The paper peels off of the walls in the boys’ bedroom and the fireplace downstairs looks as if it has come down with the plague. It creates a mood of constant dread, into which some other design elements emerge as more active players in the creation of suspense.
Wan ratchets up tension with suggested, but unfulfilled jump scares, made possible through design. Take, for example, a tense early scene in the girls’ bedroom. We wait, anxiously. In this shot, a suspicious wardrobe lurks behind them, waiting to open.
But it doesn’t. A few seconds later, an empty outfit on the door threatens in a similar way. The room is set on edge, even though the objects stay put. It also doesn’t help that the walls are all covered with faces, any of which might suddenly turn out to be an unwelcome guest.
Finally, I’d like to highlight one last element of the design that is almost certainly lost during a first viewing. The crucial turning point of the plot comes close to the end, when Lorraine Warren (Vera Farmiga) discovers the name of the demonic nun that has been harassing both her and the Enfield family. Its name, which she had scribbled in her bible during a vision back in her house, is VALAK.

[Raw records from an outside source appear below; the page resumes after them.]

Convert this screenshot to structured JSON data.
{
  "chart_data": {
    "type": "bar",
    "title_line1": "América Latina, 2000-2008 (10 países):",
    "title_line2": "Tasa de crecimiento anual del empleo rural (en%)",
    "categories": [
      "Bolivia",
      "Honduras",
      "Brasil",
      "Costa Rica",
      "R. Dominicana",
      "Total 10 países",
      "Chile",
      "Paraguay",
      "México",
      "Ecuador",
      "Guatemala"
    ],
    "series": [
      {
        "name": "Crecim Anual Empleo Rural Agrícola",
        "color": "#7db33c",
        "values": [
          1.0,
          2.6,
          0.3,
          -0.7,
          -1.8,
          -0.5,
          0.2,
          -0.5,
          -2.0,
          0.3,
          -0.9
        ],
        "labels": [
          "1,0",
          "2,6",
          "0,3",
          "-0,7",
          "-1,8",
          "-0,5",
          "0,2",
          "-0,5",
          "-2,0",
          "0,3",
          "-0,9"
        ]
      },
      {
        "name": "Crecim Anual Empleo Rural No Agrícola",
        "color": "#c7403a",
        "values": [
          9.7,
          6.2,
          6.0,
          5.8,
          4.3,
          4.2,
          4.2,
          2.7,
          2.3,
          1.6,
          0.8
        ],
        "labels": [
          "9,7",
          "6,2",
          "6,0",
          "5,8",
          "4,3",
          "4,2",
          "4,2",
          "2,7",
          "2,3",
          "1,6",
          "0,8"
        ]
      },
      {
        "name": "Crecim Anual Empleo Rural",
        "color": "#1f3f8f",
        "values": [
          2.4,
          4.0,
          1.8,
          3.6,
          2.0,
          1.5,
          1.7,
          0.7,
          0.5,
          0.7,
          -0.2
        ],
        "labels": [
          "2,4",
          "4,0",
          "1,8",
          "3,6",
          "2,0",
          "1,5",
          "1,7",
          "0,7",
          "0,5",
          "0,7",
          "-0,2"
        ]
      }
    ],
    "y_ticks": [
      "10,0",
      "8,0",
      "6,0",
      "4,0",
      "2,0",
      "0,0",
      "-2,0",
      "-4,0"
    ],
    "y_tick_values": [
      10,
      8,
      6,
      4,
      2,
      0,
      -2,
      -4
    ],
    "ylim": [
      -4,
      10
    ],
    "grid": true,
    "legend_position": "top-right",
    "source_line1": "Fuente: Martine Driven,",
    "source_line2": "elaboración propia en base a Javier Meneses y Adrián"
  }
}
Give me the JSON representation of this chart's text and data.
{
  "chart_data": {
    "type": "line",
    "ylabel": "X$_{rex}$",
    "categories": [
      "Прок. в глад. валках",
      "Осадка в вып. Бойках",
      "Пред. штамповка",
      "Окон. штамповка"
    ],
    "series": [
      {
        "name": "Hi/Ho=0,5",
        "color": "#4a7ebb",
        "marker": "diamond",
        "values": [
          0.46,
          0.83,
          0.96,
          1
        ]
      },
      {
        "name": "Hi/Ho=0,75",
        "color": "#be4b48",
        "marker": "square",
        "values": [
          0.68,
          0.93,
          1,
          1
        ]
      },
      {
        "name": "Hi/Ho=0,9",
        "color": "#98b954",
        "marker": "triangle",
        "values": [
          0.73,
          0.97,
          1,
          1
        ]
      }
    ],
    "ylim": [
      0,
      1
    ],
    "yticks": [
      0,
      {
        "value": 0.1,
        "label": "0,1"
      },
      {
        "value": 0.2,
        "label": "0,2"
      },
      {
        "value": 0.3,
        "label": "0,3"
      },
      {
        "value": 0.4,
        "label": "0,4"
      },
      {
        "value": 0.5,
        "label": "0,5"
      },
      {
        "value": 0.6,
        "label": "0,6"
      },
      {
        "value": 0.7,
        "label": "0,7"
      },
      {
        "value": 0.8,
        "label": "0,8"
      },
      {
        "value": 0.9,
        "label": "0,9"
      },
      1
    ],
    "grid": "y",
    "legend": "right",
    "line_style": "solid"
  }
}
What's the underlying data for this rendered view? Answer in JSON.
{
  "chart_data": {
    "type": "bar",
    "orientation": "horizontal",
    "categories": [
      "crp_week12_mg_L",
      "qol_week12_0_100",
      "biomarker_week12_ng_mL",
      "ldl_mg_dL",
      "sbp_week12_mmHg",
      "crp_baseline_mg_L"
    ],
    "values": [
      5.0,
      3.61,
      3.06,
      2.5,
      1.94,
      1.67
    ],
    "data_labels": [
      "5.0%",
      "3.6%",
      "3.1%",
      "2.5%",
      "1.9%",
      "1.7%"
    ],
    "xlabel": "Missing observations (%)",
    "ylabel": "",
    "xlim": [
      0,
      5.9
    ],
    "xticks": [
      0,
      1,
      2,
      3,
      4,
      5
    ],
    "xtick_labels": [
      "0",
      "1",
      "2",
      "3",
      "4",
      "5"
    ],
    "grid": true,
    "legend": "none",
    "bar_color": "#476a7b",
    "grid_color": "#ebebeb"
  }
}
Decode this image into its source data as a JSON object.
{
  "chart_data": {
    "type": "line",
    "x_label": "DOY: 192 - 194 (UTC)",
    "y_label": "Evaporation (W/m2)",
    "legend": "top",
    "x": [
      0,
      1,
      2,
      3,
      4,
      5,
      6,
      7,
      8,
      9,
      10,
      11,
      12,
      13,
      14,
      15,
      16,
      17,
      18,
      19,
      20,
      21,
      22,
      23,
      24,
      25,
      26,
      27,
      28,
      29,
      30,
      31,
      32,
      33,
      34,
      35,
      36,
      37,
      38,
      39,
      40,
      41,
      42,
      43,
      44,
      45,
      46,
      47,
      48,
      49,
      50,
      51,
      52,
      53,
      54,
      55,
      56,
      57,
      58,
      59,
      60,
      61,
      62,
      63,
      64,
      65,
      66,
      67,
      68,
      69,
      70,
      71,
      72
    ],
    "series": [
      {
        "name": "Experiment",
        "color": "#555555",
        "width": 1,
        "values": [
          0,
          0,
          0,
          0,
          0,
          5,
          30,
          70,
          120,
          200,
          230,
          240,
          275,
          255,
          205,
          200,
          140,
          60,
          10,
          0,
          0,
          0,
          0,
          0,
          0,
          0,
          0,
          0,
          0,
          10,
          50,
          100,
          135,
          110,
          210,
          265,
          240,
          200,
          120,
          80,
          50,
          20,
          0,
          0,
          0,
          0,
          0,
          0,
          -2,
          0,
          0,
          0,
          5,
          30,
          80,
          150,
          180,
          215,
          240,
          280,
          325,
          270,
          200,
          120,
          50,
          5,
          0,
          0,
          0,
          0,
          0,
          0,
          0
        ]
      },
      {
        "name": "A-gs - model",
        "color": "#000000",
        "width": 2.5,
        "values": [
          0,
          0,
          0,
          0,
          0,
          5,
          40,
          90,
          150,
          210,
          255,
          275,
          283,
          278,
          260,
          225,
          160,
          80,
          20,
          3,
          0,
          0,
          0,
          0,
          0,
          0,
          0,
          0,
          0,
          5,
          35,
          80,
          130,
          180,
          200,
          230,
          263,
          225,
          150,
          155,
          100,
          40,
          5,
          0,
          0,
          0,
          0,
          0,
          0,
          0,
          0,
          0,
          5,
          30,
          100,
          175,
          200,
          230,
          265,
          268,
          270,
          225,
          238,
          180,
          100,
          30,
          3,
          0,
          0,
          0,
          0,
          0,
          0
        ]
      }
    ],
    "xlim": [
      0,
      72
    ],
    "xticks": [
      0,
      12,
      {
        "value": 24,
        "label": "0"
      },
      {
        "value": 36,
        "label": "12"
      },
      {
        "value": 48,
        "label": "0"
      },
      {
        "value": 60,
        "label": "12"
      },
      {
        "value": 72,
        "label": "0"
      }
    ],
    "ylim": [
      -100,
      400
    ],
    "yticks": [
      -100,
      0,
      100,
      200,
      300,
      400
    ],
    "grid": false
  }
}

I spell that with capital letters because that’s how it appears in the film, and not only in the crucial moment of revelation. In much earlier scenes set at the Warren house, the demon has already begun autographing the narrative. Take, for example, this shot of Lorraine pouring herself a cup of coffee. Find the little heart that reads “LOVE,” with an especially large “V,” and then follow it to the right.
A short while later, Lorraine is reading her bible in her living room. It is here that she has the all-important vision, and it is in this bible that she writes down the name of Valak. But she could also have just looked at the bookshelf.
Again, there’s no way to catch this the first time around because the demon’s name isn’t made known to the audience until Lorraine realizes it herself. Nevertheless, it’s also a key to the design of the entire film. The shapes of the two most prominent letters in “VALAK,” the “V” and the “A,” are more present than the crosses. There are tall, skinny triangles everywhere. The most prominent is the younger boy’s tent, where the “Crooked Man” form of Valak spends most of its time.
There are fewer examples of “V,” but a crucial one is the television antenna that introduces the first scare sequence with the haunted chair in the living room. The most obvious, damning “A” comes in the form of the swings outside, another recurring image. The demon seeks to insert its name into as many corners as possible, in every available location. It is as if the film itself is possessed by Valak.